On 29 January 2018, Anthony Lambe was sentenced to life in prison after pleading guilty to the murder of Irene White. Lambe had previously described to the court how he was intoxicated on a cocktail of alcohol, ecstasy and cocaine at the time of the murder, and had gone into a frenzy when White did not die immediately after he stabbed her in the chest. Lambe also claimed to have suffered from regular nightmares since the murder, and had twice attempted suicide due to the guilt of having killed White.

==Confession of accomplice==
The day after Lambe was sentenced, Niall Power walked into Dundalk Garda station and confessed to being the middleman in the murder of Irene White. Power claimed another man had asked him in 2003 to kill White, and he had arranged for his employee Anthony Lambe to carry out the murder on his behalf. As his company was responsible for providing security at White's house, Power arranged for the security gate at the rear of the property to be sabotaged so Lambe could gain entry. Power asserted that on the day of the murder, the other man was in his presence when Lambe called to confirm he had carried out the killing, and subsequent telecommunications analysis by the Garda supported Power's accusation. On 11 July 2019, Niall Power was sentenced to life in prison after pleading guilty to arranging the murder of Irene White. During sentencing, it was revealed that Power was once a close family friend who was well known to White. In January 2025, Power appealed to quash his conviction on the grounds that he was “suffering a mental breakdown” at the time of his confession.

==Subsequent developments==
In late 2019, it was reported that Gardaí were in the final stages of compiling evidence to charge the alleged "mastermind" with soliciting Lambe and Power to carry out the murder of White, with the hope that the two men would testify against him at trial.
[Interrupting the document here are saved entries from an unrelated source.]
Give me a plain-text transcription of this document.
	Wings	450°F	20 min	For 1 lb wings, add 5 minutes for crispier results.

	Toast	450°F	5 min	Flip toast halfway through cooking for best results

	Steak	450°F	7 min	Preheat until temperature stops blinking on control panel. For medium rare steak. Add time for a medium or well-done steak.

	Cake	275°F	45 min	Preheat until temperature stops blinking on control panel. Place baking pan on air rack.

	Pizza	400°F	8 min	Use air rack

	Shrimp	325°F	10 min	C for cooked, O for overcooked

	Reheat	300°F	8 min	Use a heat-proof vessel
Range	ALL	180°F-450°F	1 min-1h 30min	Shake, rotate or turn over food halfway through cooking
However, in November 2023 it was reported that the Director of Public Prosecutions had declined to file charges against the man suspected of ordering White's death, despite Gardaí recommending that he be charged with murder. Both Lambe and Power had refused to give evidence against the prime suspect, allegedly out of fear of reprisals from within the Irish prison system. Lawyers acting on behalf of White's family released a statement expressing deep disappointment over the decision, adding that the launching of civil proceedings for unlawful killing against the suspect were being considered.